The mother of a gunman who fatally shot five people in Santa Monica once said the shooter’s father had threatened to kill her at least twice during years of turmoil in the family, according to court records obtained Monday.

In a 1998 document seeking a temporary restraining order, Randa Abdou quoted her husband as saying: “If I had a gun, it would be over.”

The mother of John Zawahri also said her husband had threatened to take their two young sons to Canada after the couple separated, and that he once punched her and stole her jewelry, purse, and unfiled divorce papers.

Authorities said the gunman, John Zawahri, 23, shot his 55-year-old father, Samir Zawahri, and his 25-year-old brother, Christopher Zawahri, on Friday, leaving their home in flames before shooting at strangers in cars and on the Santa Monica College campus during a 15-minute rampage.

The former student at the school was heavily armed and carried a duffel bag with 1,300 rounds of ammunition when officers killed him in the campus library.

Abdou cut short a visit with family in Lebanon to return to Los Angeles on Sunday and had spoken with investigators who hoped she could provide clues to what sparked the violence.

Neighbor Beverly Meadows said she spoke with Abdou on the phone on Monday and was told Abdou was in mourning and concerned about those who were hurt.

“She is very, very fragile right now, and at this point in time, everybody else is gone,” Meadows said.

Abdou has not spoken to the media.

“Please respect the fact that this woman is devastated,” Meadows said. “She is absolutely overwhelmed and she doesn’t know how to process it.

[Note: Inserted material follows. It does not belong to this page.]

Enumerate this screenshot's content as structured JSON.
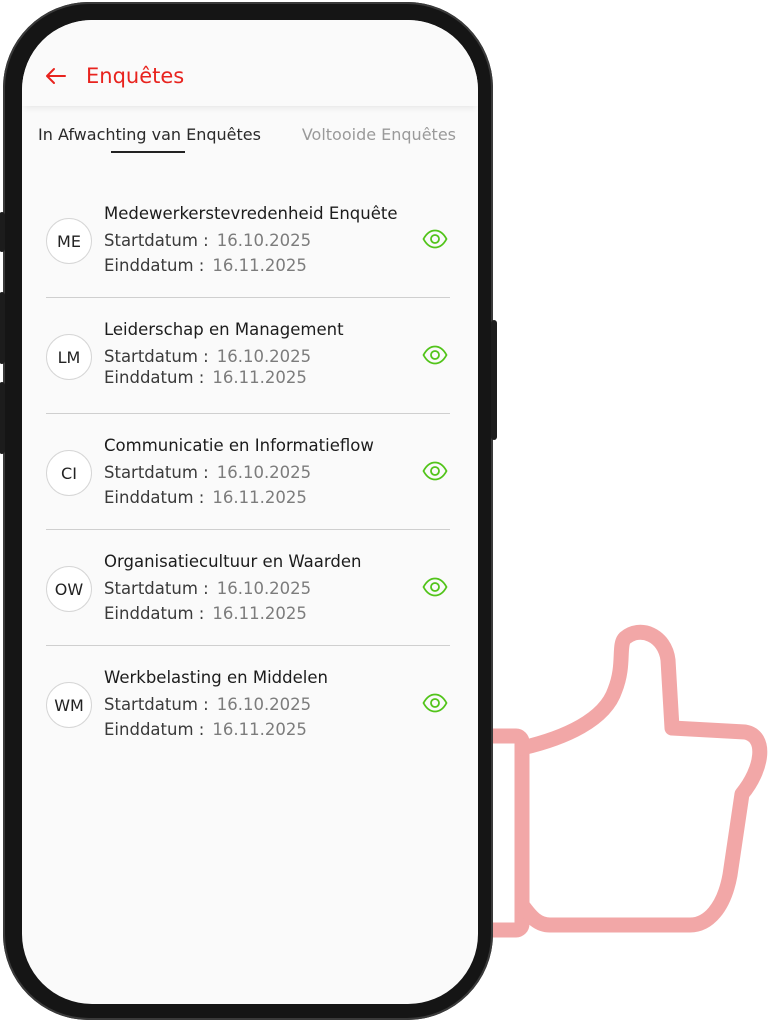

She sounds like she’s done nothing but cry. … She still feels like maybe she should have done something.”

Santa Monica College reopened Monday for final exams and for students to recover backpacks, cars and other items left behind when they fled the violence. Extra security and counselors were on hand but the library — where Zawahri was shot by police — remained closed.

Zawahri enrolled at Santa Monica College in winter 2009 and last attended in fall 2010, sporadically taking classes in the entertainment technology program, which involves game design, animation and computer skills for digital media, the college said.

A statement said the college had no disciplinary issues with Zawahri.

Zawahri killed his father and brother at a home near the campus then opened fire on strangers as he made his way to the college.

Investigators were still trying to determine what prompted the attack and if it might have involved some type of mental illness.

Zawahri’s parents married in 1985, and his father brought his family to the neighborhood of small homes and apartment buildings tucked up against Interstate 10 in the mid-1990s, according to property records.

When Zawahri was 9, his then-separated mother sought the restraining order.

In the 1998 document, Abdou said she left Lebanon and joined her husband in the U.S. five years after their wedding, and the couple “have had marital troubles ever since.”

Her estranged husband had been “verbally abusive and controlling,” she stated, adding that she was afraid he might do something “drastic because he seems to become increasingly angry and frustrated over our separation.”

Abdou said her husband has “followed me, struck me, taken the children without telling me, and entered my apartment without my permission and removed photographs.”

He once came to the apartment and told her that he was going to take the children to Canada, she said.

“The defendant said that he would do anything to make my life miserable and that he could kill me and no restraining order can stop him,” she said.